We also discuss what the future holds for vaping, and what’s behind the popularity.
Read MoreVape wars?
Vape Wars: the science behind what vaping can and can’t doIt’s easy to get caught up in the excitement of the latest vaping trends.
The next time you walk down the street and see an attractive vaping device, you’ll probably wonder if you’re just wasting your time.
But the truth is that vaping can have a devastating impact on your health.
It’s a powerful way of giving people the chance to quit smoking and also to make you feel like a less-risky smoker.
But it’s also a powerful tool that’s been abused by tobacco companies.
As a result, vaping’s long-lasting impact on health has never been fully understood.
We spoke to experts to understand how vaping has affected our health.
Vaping has changed the way we look and feelWhen we were young, we would often turn to the TV to watch TV shows with our parents.
But the modern day addiction to nicotine has left us with a distorted view of what constitutes an enjoyable experience.
The majority of people don’t like to smoke.
We’re often drawn to the visual effects of vaping because it makes us feel less exposed to the dangers of smoking.
But vaping has also led to a new perception of smoking, which has led to an addiction to the cigarette and a more aggressive approach to nicotine.
The nicotine in cigarettes and other nicotine-containing products has been shown to increase the risk of a number of conditions including high blood pressure, cardiovascular disease and obesity.
However, vaping can also be harmful.
A review of evidence published by the European Food Safety Authority (EFSA) found that vaping was linked to a number other potentially harmful effects.
These included:Increased risk of cancer and respiratory illnesses, heart disease and stroke, and the risk to the developing foetus of premature babies, and increased risk of birth defects and respiratory disease in children.
But vaping can be a useful tool for smokers who want to quit.
We’ve also been told that vaping is a powerful smoking cessation tool.
Vaping’s ability to cut the tar and other toxins from cigarettes has led smokers to quit by vaping less, even though this has only been shown in very small trials.

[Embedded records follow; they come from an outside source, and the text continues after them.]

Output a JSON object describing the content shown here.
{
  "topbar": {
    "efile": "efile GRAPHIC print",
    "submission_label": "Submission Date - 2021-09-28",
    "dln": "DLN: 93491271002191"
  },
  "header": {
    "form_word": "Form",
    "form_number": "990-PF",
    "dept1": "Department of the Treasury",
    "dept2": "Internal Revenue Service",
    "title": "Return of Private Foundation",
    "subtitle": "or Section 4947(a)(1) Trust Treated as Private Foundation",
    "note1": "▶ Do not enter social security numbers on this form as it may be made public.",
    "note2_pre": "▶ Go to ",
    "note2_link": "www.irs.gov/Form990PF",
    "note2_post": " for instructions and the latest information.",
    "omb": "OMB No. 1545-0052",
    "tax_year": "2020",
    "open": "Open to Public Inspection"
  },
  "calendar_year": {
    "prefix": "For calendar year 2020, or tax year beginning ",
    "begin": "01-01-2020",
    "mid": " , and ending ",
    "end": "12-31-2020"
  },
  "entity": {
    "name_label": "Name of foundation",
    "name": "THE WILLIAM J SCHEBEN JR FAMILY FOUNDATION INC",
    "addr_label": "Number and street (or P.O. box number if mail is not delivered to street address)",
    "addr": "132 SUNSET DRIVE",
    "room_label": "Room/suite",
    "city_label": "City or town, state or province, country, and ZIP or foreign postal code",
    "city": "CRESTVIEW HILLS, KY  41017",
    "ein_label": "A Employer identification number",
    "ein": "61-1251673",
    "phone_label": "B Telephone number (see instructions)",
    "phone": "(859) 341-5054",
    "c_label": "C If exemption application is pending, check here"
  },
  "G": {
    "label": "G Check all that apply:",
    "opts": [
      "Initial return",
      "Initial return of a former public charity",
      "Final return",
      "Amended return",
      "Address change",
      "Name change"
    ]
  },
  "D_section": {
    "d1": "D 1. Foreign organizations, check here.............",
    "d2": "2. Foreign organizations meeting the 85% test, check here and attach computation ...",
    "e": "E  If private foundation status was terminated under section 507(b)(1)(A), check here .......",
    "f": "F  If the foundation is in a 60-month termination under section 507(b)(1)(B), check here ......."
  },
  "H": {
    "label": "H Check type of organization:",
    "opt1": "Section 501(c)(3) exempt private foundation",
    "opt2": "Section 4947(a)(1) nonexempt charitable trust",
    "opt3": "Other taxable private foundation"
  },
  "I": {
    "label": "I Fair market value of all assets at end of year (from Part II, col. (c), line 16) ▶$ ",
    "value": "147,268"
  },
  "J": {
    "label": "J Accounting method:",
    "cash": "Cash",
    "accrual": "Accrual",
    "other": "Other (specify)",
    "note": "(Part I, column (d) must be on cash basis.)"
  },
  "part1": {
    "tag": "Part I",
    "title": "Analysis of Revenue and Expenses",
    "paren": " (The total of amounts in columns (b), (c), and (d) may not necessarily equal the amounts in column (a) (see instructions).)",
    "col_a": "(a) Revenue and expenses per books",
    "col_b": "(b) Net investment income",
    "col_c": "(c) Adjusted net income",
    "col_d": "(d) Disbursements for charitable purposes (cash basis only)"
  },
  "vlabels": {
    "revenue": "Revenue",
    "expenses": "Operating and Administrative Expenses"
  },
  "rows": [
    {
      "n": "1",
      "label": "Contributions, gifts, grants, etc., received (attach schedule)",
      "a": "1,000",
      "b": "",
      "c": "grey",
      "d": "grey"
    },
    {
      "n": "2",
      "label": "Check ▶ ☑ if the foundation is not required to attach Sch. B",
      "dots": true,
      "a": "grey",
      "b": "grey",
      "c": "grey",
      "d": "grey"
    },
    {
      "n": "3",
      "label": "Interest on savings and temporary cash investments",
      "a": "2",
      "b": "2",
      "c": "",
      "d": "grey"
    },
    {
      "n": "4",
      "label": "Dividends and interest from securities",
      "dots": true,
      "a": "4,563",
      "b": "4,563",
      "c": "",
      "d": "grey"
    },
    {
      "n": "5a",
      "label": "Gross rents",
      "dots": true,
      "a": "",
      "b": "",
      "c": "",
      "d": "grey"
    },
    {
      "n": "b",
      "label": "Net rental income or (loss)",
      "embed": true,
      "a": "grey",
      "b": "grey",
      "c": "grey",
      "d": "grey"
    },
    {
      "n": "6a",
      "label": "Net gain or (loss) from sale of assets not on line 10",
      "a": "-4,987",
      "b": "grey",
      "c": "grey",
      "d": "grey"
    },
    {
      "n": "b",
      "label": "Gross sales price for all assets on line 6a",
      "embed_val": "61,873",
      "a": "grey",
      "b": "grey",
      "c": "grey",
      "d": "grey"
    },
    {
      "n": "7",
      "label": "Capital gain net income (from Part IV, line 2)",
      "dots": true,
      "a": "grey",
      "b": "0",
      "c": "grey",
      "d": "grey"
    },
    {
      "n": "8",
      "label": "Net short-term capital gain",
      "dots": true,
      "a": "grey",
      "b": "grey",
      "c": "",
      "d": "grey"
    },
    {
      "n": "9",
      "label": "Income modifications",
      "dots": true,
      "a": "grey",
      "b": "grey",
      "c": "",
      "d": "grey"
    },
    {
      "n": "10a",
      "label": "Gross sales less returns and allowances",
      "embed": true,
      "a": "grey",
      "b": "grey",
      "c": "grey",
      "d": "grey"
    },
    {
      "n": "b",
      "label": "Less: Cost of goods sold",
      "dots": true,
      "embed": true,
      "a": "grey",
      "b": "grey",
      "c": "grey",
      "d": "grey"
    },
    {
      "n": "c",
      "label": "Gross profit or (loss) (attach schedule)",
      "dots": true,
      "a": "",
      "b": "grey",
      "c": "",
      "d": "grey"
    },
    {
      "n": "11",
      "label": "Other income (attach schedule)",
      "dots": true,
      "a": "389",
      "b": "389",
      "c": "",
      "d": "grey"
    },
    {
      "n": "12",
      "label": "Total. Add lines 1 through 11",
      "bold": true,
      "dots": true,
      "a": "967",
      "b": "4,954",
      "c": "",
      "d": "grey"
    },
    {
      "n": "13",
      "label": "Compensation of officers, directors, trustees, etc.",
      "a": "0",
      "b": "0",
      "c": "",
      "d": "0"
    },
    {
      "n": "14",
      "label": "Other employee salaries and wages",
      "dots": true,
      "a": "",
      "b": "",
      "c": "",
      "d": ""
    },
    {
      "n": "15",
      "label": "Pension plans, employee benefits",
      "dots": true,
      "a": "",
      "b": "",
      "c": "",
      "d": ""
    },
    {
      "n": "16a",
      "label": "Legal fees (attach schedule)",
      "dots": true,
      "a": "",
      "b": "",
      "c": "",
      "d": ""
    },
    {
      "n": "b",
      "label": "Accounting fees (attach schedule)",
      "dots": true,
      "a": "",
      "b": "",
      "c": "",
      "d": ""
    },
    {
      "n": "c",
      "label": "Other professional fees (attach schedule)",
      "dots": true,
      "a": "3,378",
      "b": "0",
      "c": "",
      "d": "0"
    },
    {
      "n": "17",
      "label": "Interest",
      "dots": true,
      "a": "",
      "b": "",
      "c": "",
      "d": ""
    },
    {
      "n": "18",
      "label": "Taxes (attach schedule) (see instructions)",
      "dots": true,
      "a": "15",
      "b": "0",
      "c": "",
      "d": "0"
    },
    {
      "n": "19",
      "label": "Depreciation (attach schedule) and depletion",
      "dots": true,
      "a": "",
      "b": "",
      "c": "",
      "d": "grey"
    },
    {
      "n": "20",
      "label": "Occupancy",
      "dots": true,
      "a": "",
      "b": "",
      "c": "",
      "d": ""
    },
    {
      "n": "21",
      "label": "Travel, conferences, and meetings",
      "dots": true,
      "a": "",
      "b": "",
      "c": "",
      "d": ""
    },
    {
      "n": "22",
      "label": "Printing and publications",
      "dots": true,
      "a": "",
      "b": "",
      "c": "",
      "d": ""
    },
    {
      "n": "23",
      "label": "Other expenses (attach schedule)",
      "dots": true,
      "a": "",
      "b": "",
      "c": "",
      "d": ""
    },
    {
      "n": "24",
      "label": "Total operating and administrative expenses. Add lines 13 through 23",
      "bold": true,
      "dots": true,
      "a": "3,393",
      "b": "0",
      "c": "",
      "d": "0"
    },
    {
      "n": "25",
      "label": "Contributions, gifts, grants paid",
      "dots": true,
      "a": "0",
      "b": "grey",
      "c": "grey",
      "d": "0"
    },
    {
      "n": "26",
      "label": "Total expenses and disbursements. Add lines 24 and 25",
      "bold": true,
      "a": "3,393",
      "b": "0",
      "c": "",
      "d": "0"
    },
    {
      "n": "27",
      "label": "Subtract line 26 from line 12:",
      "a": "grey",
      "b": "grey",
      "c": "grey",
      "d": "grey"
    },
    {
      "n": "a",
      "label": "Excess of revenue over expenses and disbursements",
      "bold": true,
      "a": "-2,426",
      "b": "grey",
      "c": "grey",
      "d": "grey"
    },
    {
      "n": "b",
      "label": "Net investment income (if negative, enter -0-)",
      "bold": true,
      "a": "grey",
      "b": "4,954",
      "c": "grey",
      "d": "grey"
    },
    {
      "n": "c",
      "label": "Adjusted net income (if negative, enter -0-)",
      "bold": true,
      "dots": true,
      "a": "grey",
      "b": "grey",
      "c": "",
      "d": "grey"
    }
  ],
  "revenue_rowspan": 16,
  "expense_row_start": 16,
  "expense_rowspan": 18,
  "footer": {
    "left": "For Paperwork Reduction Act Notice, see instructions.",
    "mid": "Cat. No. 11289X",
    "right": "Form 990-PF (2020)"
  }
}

But what’s less known is that the same effect can be achieved with other forms of nicotine delivery, such as the patches and e-cigarettes.
E-cigarettes contain nicotine but do not contain tobacco.
They contain a liquid that contains nicotine and carbon monoxide that combine with nicotine to create a vapor that is inhaled by the user.
E-cigarette users are often unaware that the nicotine is not the same as that in tobacco cigarettes.
“The only thing that you get with e-cigs is nicotine,” says Peter Cappelli, a consultant and professor at the School of Pharmacy at the University of Oxford.
He believes this explains why there is a huge disparity in the levels of nicotine found in e-cig vapour compared to tobacco cigarettes, which can reach levels up to 40 times higher than nicotine in the bloodstream.
There is also evidence that e-cigarette vapour contains even more toxic chemicals than cigarettes, including nitrosamines (a chemical that can cause cancer), which can cause heart attacks, strokes and lung damage.
This is because these chemicals are inhaled directly into the lungs by people who vape.
Tobacco cigarette users inhale the vapour from a cigarette and then inhale nicotine from an e-liquid that has been sprayed on top.
A survey carried out in 2012 found that one in three smokers in England and Wales were using e-liquids containing nicotine, but this was a significant proportion compared to the general population.
Many people, however, are still using tobacco cigarettes because they believe it’s the only way they can quit.
Some smokers also choose e-juice because they are concerned about their health.
While there are plenty of reasons why people choose to vape, vaping is one of the most popular methods to quit the habit.